1. The ‘Operation’ Style Baby Monitor

You know that game right? Operation? With the man with the flashing nose and the elastic band in his leg that always got lost? Well since we already have camera monitors and movement monitors I reckon it’s only a matter of time before all homes mount an electronic representation of their baby on the wall that will alert them to said baby’s every need and complaint. Hungry? The tummy will flash. Cold? Skin will light up blue. Colic? Wailing siren and emergency lock-down procedure will initiate, sealing all doors and windows with cry-proof barriers to protect the neighbours (and stop us running screaming into the street) and deploying medicinal gin (for the parents, natch).

2. The Zero-Gravity Baby-Gro

Thus causing contained baby to become weightless enabling more comfortable all-night pacing. (Did I mention that Kai has just been weighed in at a whopping 26 and a half lb?!)

3. The Simpsons/Family Guy branded Baby Translator

As featured on the Simpsons to turn all those baby gurgles and gibberish Ikean talk into real worlds, but with translations spoken by the voice of baby Stewie from Family Guy (Don’t worry about the cross-show legal copyright complications – Family Guy will have bought out Simpsons by then, being as it is the far superior show). No longer would we have to guess what that gobbledegook nonsense accompanied by frantic gesturing meant when our Stewie-Speaker would reveal the truth: “Hello, mother. I come bearing a gift. I’ll give you a hint. It’s in my diaper and it’s not a toaster.”

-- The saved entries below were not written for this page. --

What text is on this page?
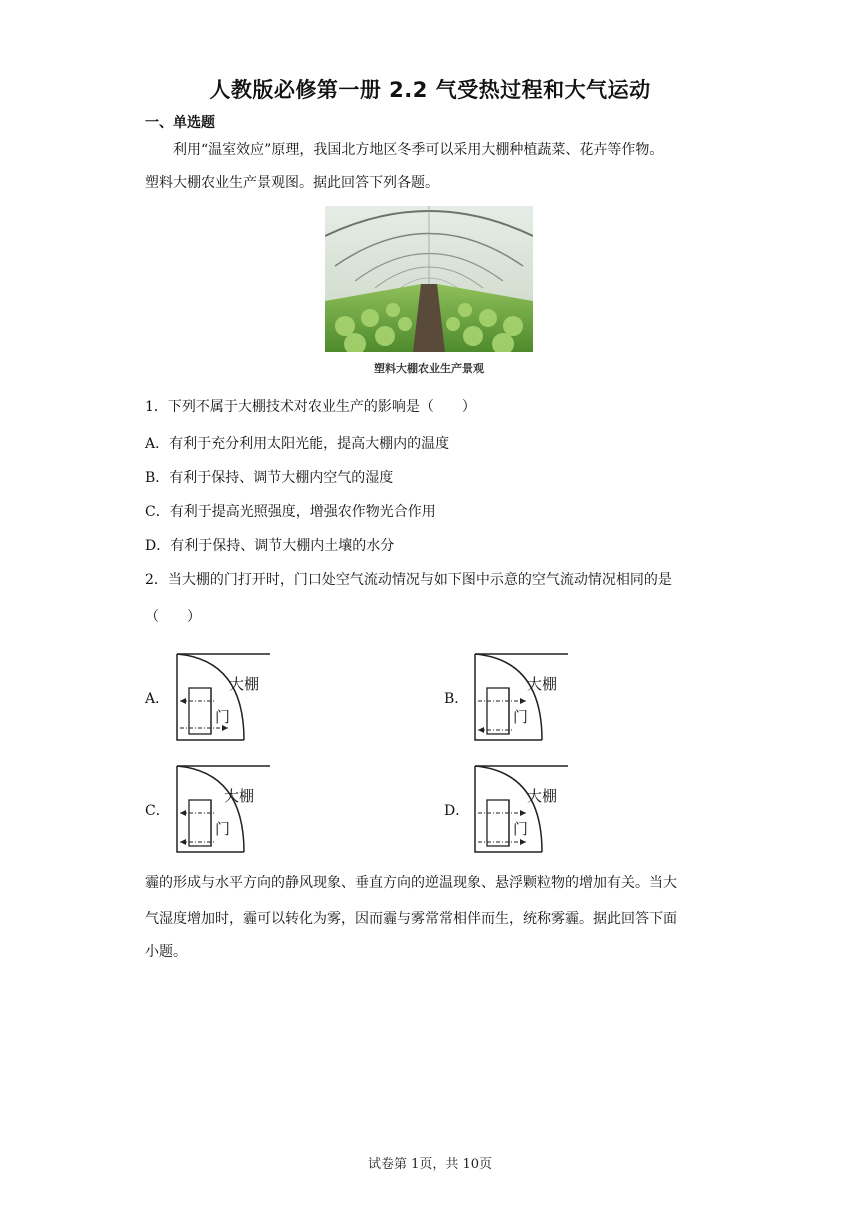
人教版必修第一册 2.2 气受热过程和大气运动
一、单选题

利用“温室效应”原理，我国北方地区冬季可以采用大棚种植蔬菜、花卉等作物。

塑料大棚农业生产景观图。据此回答下列各题。

塑料大棚农业生产景观
1．下列不属于大棚技术对农业生产的影响是（　　）
A．有利于充分利用太阳光能，提高大棚内的温度
B．有利于保持、调节大棚内空气的湿度
C．有利于提高光照强度，增强农作物光合作用
D．有利于保持、调节大棚内土壤的水分
2．当大棚的门打开时，门口处空气流动情况与如下图中示意的空气流动情况相同的是
（　　）
A．
大棚
门
B．
大棚
门
C．
大棚
门
D．
大棚
门

霾的形成与水平方向的静风现象、垂直方向的逆温现象、悬浮颗粒物的增加有关。当大

气湿度增加时，霾可以转化为雾，因而霾与雾常常相伴而生，统称雾霾。据此回答下面

小题。

试卷第 1页，共 10页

4. The Baby Stasis Machine

In which our adorable little bundles of joy (who we love) could be cryogenically frozen (quite safely) for short periods (say a day or two – week at most) while we read a book / catch up on the housework/ go on holiday.

5. The Selective Hearing Ear Plugs

Fitted in a mother’s ears they would filter out all sounds that are not absolutely essential. For example , “Mummy I put the cat in the washing machine” you would hear. Unimportant whining, the sound of CBeebies (Reloaded), endless noisy battery operated toys, your husband talking about football would all be blocked. Silence is set as the default but you can also programme your ear plugs to instead play relaxing music, stress-relieving affirmations, or talking books read by Antonio Banderas.

So there’s mine. What parenting inventions would YOU like to see on the market in another 50 years?

NOTE: All the above ideas will be listed at the patent office shortly so no copying people. I need a future income to feed my cat hoarding, reclusive, vampire literature writing lifestyle after all.